Gründe für die Flaute? Findet man rasch. Die Qualität des Heimkinos wird dank Bluray, Beamer und Hightech-Sound immer besser. Streaming-Angebote von Netflix bis Amazon Prime liefern Top-Kino nach Hause. US-Fernsehserien wie "Breaking Bad", "True Detective" oder "Game of Thrones" laufen dem Kino erzählerisch den Rang ab.

Ja, auf den ersten Blick sieht es so aus: Das Kino ist am Ende.

Nun die Pointe: 2015 wird wohl das erfolgreichste Jahr der Kinohistorie! Unabhängig davon, wie viele cineastische Meisterwerke es zeitigt, kommerziell betrachtet wird der Jahrgang weltweit Rekorde aufstellen. Zunächst laufen die ambitionierten Oscar-Kandidaten, und von April an folgt ein Popcorn-Knaller auf den anderen: Action-Blockbuster wie der zweite "Avengers"-Film, Animations-Renner wie die "Minions", das Finale der "Tribute von Panem", ein neuer "Bond", die "Fuck ju Göhte"-Fortsetzung - und dann sogar ein neues "Star Wars"-Abenteuer. Als kurz vor Weihnachten im Internet der erste Kurztrailer zum Sternenkrieg-Spektakel lief, kam sogar Youtube an Kapazitätsgrenzen.

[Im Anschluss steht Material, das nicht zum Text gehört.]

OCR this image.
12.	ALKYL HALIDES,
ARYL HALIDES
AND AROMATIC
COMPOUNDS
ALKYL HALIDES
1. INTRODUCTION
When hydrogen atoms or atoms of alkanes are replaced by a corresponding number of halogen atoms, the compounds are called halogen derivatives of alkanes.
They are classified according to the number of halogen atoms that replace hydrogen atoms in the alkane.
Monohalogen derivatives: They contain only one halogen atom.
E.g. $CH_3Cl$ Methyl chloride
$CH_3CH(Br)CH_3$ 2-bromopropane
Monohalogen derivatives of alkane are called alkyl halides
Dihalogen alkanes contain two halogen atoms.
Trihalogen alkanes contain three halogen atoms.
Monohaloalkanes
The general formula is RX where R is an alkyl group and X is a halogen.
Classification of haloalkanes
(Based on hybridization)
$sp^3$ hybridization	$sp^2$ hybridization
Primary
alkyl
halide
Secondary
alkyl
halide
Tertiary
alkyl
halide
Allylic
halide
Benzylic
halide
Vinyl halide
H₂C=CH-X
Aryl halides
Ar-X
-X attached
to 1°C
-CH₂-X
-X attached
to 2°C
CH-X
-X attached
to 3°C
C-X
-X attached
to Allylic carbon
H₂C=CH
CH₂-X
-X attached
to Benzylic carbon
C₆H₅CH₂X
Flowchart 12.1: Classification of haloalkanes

Klar, nicht jeder liebt effektgeladenes Krachbumm-Kino, hat Lust auf die vielen unoriginellen Fortsetzungen und Neuaufgüsse; auch all die gediegenen Literaturverfilmungen langweilen mal. Jedoch: Bei mehr als 500 Kinostarts in Deutschland ist wirklich für fast jeden Geschmack etwas dabei.

Es ist also banal: Letztlich hängt es vor allem an der Attraktivität des Film-Angebots, wie viele Menschen sich vom heimischen Sofa aufraffen und ins Kino gehen.

Freilich schielt Hollywood dabei immer mehr nach Asien, Lateinamerika, selbst nach Russland. So wird der chinesische Kinomarkt bald der größte der Welt sein, und die US-Produzenten wollen mitverdienen. Einerseits sieht das Kommerzkino in globalisierten Zeiten oft nach identitätslosem Mischmasch aus, andererseits geht Hollywood eben doch auch - inhaltlich und ästhetisch - auf die neuen Märkte ein.

Europa bleibt eher als Produktionsort, Finanzierungspartner und Lieferant von Talenten bedeutsam. Umso wichtiger ist es, dass das europäische Kino selbst seine Eigenarten behält: damit Geschichten erzählt werden, die uns nahe sind und uns nahe gehen. Der deutsche Film ist dabei besser als sein Ruf: Er bietet bei aller Kritik an seichten Komödien, Möchtegern-Genrefilmen und sperrigem Arthouse immer wieder richtig Gekonntes.

Dass der Bund die Mittel für den Deutschen Filmförderfonds gekürzt hat, ist dabei freilich keine gute Nachricht. Hingegen hat man in etlichen Bundesländern verstanden, dass die Filmindustrie ein lukrativer Wirtschaftsfaktor sein kann. Und dass Investitionen in die Kinokultur im Wortsinn sehenswerte Folgen haben können.

Dann wird es auch weiterhin auf der Leinwand Licht. Investitionen in die Kinokultur haben sehenswerte Folgen.